Sometimes we go even more detailed, depending on the patterns that we see. We might say, “every Wednesday, this is a higher risk location for you, your blood glucose rises here.” And maybe then it becomes clear to you, “yes, I go here every Wednesday and have a sandwich, so maybe I should not do that.” It doesn’t show causality between location and effect, but it provides a lot of contextual information for the patient to think about their own behavior and how it influences their health. It’s sort of the first step in the direction of creating a clear pattern of causality, it already provides value in terms of education.
Wallace: What can this kind of data analysis add to our understanding of diabetes in general? Have you uncovered anything surprising?
Carli: We already ran our first clinical study with our application on iPhones and Apple Watches, together with CGM devices. I can’t say too much about it because it’s not published yet. But what I can say is that we were able to increase the accuracy of blood glucose predictions—we were able to tell individual patients what their blood glucose would be in the future. Our method is better than just looking at blood glucose levels: adding mobile data increases the accuracy of predictions. That could potentially open up the door to being able to say, “we can tell you with sufficient accuracy what your blood glucose will be in an hour, or two hours.” With that, a lot of hyperglycemic and hypoglycemic events could be eradicated.
Wallace: Besides diabetes, what other conditions could this kind of data be used for in the future? What do you plan to work on next?
We looked into a lot of different diseases before starting with diabetes. As I mentioned before, we chose diabetes for its data-driven environment. We have a lot of very interesting data points with blood glucose, so it made our job easier. But we also looked into cardiovascular diseases, which are basically the biggest concern in healthcare before diabetes. We looked into Parkinson’s disease, because we could use sensors to identify the intensity of tremors.

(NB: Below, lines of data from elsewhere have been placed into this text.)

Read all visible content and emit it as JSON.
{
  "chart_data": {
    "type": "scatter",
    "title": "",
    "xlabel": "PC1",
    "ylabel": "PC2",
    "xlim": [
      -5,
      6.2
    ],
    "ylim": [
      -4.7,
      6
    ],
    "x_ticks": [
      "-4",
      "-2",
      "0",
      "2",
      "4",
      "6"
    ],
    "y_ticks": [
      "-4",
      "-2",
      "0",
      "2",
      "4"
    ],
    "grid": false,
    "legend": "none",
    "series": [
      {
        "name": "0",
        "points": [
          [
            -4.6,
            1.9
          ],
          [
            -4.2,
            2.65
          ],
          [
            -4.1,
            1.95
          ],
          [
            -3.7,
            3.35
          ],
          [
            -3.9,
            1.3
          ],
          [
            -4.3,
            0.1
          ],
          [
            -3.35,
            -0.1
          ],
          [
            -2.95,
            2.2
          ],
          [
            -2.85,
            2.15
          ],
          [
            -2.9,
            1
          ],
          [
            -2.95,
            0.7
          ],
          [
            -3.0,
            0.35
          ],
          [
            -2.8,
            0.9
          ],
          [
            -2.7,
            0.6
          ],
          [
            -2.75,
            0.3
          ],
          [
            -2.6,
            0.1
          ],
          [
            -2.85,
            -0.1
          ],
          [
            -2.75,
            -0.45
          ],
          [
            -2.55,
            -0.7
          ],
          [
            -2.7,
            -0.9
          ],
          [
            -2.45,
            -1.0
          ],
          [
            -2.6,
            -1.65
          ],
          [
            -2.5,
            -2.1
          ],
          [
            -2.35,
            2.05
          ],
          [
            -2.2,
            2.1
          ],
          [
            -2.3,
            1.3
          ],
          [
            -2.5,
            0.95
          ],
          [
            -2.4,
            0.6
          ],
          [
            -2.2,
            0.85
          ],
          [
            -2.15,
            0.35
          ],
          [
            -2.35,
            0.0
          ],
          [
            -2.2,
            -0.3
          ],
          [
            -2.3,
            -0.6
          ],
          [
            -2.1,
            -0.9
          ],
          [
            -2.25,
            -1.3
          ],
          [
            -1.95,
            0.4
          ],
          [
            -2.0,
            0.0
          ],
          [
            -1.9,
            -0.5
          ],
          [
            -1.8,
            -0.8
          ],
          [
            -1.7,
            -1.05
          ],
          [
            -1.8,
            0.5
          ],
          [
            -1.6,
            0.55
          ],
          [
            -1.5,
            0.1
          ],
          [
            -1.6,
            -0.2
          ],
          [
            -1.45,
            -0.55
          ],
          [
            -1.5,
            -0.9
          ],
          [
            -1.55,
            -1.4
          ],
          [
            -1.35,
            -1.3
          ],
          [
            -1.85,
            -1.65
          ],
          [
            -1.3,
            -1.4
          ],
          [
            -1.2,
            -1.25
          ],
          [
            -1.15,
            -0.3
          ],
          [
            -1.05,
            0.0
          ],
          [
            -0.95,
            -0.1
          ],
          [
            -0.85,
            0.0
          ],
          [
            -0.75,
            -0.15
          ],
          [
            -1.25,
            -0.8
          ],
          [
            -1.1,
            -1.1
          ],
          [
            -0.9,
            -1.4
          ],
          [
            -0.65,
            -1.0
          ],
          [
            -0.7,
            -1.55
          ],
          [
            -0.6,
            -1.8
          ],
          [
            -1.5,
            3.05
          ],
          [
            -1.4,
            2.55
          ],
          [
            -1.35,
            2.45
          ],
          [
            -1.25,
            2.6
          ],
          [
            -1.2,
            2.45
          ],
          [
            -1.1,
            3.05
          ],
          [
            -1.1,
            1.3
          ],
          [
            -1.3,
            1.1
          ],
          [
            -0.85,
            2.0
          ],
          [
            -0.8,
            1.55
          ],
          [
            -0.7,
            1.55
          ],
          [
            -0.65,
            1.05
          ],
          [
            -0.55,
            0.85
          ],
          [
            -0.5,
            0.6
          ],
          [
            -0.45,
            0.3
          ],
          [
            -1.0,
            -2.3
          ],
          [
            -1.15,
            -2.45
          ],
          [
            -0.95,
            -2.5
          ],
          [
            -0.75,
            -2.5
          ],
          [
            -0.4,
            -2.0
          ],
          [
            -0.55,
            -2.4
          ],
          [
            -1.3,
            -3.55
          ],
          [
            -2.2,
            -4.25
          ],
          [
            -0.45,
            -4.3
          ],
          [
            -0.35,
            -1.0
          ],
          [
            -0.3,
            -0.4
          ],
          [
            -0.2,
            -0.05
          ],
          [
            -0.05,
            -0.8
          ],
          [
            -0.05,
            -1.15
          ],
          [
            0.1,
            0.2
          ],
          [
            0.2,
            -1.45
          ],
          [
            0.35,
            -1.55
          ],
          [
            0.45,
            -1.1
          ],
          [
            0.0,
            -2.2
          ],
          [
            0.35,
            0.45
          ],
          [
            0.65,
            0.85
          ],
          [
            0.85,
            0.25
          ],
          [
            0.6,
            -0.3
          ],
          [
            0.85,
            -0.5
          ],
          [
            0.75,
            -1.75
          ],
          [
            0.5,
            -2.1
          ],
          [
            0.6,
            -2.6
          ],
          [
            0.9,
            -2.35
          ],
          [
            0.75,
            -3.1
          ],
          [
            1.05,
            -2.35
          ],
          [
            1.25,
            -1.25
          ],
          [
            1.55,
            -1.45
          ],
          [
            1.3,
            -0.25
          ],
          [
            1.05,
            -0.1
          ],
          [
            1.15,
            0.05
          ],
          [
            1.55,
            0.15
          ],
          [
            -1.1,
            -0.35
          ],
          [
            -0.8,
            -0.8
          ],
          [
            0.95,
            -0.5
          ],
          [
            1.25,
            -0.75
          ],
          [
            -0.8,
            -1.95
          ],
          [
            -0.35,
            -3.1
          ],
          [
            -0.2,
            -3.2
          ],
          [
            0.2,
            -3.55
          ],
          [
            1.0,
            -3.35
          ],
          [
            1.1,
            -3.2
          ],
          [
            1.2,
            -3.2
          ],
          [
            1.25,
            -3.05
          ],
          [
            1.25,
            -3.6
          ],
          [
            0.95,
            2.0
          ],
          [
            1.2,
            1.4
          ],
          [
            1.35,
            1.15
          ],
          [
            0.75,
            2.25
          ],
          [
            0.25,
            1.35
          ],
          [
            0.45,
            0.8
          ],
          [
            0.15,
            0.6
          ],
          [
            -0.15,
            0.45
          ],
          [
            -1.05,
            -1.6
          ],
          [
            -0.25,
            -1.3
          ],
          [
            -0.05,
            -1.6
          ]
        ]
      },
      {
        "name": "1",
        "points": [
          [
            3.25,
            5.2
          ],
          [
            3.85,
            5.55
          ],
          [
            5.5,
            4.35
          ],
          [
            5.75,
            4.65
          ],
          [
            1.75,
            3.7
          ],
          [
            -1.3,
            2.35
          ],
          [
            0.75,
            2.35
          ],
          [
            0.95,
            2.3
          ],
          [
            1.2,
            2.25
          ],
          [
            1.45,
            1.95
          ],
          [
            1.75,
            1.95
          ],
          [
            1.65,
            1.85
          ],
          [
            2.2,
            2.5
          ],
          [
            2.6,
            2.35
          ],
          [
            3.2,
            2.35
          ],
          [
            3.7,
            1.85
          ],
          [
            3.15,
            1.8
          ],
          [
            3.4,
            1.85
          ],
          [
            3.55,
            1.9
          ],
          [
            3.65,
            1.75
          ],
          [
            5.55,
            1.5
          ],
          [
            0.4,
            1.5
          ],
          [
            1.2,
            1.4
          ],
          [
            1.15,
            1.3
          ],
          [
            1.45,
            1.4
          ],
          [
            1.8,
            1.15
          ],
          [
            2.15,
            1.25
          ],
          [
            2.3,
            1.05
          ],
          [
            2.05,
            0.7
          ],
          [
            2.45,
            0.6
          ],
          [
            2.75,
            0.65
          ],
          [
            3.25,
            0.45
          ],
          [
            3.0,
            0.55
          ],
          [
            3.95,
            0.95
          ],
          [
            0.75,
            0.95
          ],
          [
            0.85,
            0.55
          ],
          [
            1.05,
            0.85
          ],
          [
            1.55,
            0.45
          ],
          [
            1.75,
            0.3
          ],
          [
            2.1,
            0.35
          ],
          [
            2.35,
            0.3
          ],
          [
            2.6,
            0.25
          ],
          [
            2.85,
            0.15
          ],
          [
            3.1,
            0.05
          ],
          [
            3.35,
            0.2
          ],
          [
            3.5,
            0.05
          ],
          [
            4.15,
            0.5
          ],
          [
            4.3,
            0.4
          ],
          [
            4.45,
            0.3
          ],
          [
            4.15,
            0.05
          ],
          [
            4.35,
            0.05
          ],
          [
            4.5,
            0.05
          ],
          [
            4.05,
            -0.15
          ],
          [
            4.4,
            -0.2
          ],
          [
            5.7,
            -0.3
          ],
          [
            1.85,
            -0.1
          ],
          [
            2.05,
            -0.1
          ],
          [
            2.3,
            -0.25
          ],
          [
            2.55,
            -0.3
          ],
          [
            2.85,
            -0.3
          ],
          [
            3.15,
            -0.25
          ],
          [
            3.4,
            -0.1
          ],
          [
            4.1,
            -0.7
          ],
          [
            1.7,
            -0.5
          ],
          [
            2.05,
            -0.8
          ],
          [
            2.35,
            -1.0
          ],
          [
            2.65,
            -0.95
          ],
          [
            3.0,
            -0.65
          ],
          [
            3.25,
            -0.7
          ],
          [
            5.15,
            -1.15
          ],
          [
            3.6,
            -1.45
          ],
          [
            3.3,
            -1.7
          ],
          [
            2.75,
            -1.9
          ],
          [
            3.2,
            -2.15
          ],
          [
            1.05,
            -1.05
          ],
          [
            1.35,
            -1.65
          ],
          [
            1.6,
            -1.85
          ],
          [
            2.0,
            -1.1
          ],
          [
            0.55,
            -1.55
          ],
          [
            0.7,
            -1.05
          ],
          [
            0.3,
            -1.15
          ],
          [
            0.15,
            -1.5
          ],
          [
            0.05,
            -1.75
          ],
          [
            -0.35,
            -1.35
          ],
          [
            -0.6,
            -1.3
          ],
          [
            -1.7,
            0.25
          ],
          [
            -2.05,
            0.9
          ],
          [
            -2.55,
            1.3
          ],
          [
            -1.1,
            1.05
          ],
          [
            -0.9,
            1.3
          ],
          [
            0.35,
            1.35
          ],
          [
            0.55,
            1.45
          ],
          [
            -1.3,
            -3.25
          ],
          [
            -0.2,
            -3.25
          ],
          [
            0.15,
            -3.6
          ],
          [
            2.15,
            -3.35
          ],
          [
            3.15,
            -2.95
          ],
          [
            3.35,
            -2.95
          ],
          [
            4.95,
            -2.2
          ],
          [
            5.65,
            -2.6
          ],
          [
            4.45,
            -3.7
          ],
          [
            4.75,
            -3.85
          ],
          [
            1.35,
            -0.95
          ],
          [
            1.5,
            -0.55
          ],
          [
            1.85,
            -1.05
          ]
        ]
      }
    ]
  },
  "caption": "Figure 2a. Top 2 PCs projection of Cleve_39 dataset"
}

We looked into mental health, where behavior, the way you move, the number of locations that you visit, the number of times that you pick up you phone, and the kind of places that you visit, have a strong connection. We ran a test where we were able to identify postnatal depression by only looking at Twitter profiles—we basically reproduced a study somebody else had done, because we were curious and we weren’t convinced it was that easy, but we confirmed their results. Postnatal depression is one of those diseases that is somewhat under the blanket, it seems rare, but it’s not, something like 25 percent of mothers suffer postnatal depression.

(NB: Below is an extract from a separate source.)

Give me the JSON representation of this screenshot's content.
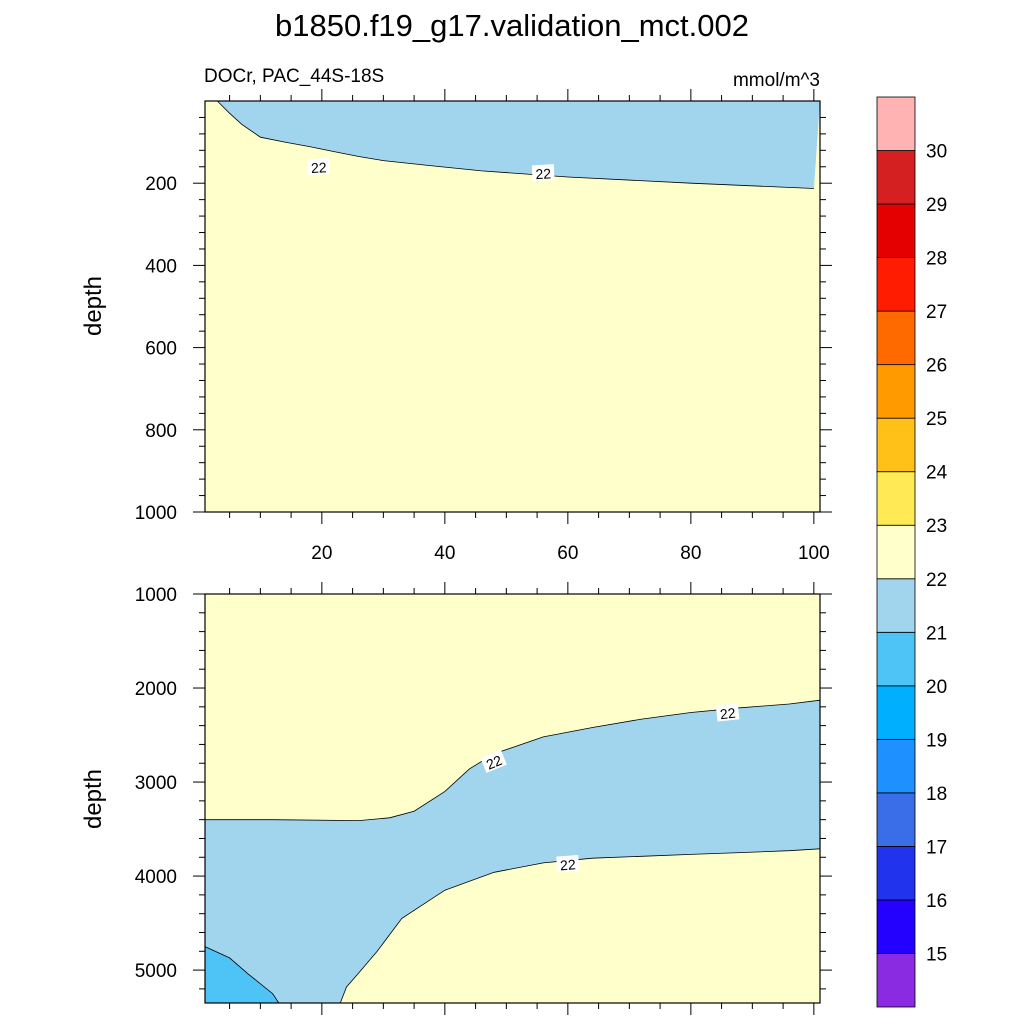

In one respect, everyone knows that behavior and environment has an impact on your health. But it’s only recently that we can objectively measure your behavior or your environment with sensors. Until five years ago, all this stuff was measured via questionnaires, even in the best clinical studies. Quality and duration of your sleep would’ve been a questionnaire that you would fill in from one to five at the end of a three-week study. It’s measured it’s validated, but it’s subjective—now we have the tools to improve on that, to make it less subjective. That’s the direction we want to go in, and where we see the entire healthcare industry going in the future.